The present invention relates generally to the preparation of silicon single crystals grown by the Czochralski process. The invention particularly relates to eliminating dislocations within the neck before the body of the silicon single crystal is grown.
Single crystal silicon which is the starting material for most processes for the fabrication of semiconductor electronic components is commonly prepared with the so-called Czochralski process. In this process, polycrystalline silicon ("polysilicon") is charged to a crucible and melted, a seed crystal is brought into contact with molten silicon and a single crystal is grown by slow extraction. As crystal growth is initiated, dislocations are generated in the crystal from the thermal shock of contacting the seed with the melt. The dislocations are propagated throughout the growing crystal and multiplied unless they are eliminated in the neck region between the seed crystal and the main body of the crystal.

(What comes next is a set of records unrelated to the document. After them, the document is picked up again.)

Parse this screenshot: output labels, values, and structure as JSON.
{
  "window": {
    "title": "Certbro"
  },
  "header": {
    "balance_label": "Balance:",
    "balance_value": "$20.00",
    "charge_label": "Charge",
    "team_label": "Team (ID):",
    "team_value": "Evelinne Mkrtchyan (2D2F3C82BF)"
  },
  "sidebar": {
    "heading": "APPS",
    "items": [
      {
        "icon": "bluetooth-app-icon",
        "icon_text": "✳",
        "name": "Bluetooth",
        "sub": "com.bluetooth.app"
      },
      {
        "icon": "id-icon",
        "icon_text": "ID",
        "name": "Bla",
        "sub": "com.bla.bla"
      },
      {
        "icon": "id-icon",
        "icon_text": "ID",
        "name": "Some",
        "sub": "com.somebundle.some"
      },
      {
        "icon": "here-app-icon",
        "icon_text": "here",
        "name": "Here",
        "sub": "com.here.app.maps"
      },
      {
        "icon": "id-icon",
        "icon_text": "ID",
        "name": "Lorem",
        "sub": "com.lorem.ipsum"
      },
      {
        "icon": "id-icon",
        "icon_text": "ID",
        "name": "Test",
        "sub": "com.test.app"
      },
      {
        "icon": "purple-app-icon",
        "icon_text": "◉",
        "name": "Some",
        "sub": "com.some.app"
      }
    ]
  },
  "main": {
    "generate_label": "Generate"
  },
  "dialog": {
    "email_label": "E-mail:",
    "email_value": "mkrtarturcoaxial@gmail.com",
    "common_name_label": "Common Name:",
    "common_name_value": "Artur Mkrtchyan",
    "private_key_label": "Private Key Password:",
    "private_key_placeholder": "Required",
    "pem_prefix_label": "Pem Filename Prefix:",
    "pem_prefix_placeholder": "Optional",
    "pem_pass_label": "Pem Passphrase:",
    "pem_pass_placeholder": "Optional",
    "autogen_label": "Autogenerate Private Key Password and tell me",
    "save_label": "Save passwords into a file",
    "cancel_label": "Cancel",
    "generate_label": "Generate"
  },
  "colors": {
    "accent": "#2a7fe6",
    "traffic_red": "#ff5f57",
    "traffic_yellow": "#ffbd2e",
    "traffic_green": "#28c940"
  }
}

The conventional Dash method of eliminating dislocations within silicon single crystals involves growing a neck having a small diameter (2 to 4 mm) at a high crystal pull rate (as high as 6 mm/min) to completely eliminate dislocations before growth of the body of the crystal. The dislocations are eliminated when the neck (known as a Dash neck) is grown to a length of up to 100 mm.
After dislocations are eliminated in the neck, its diameter is enlarged until the desired diameter of the main crystal body is reached. The body of the crystal is pulled from the melt until most of the melt is depleted, the tapered tail end of the crystal is formed, and the crystal is removed from the crystal pulling apparatus.
The neck, which is the weakest point of the crystal, can fracture during crystal growth, causing the body of the crystal to drop into the crucible. The impact of the crystal ingot and splashing molten polysilicon can destroy the crucible, susceptor, and heater, render the polysilicon melt unsalvageable, and present a serious safety hazard. Conventional 200 mm diameter crystals having a Dash neck are typically grown to a weight of 100 kg or less to minimize stress fracture of the neck.
Attempts have been made to minimize equipment and raw material losses and safety hazards from neck fractures by increasing the diameter of the neck. Japanese Kokai No. 05-43379 describes a method of eliminating dislocations while forming a neck having a diameter greater than that of a Dash neck. Dislocations are removed when the neck is pulled at a rate ranging from 4 mm/min to 6 mm/min and maintained at a constant diameter ranging from 4.5 mm to 10 mm. When the neck diameter exceeds 10 mm, dislocations are said to be difficult to eliminate.
It is generally accepted within the industry that dislocations cannot be consistently removed from necks having diameters exceeding 10 mm. The necks of most silicon single crystals continue to be grown according to the Dash technique even though the weight of a crystal body that can be supported by the Dash neck is limited.
Others have attempted to reduce neck fractures by providing additional support for the crystal body. U.S. Pat. No. 5,126,113 describes an apparatus for supporting a single crystal ingot as it is grown. Dislocations in the crystal are eliminated by growing a small diameter neck by the Dash method. A large diameter bulge is then grown beneath the Dash neck before the start of the conical section of the crystal body. Mechanical grips engage the recess beneath the bulge to support the body as it is grown. When the grips hold the crystal, they may disturb the steady crystal growth operating conditions and may also break the Dash neck.
There is a need for an improved process for eliminating dislocations within the neck of a single crystal such that larger diameter, zero dislocation (i.e., dislocation-free) single crystals can be produced without substantial equipment damage, loss of raw materials, safety hazards and reduced throughput and yield.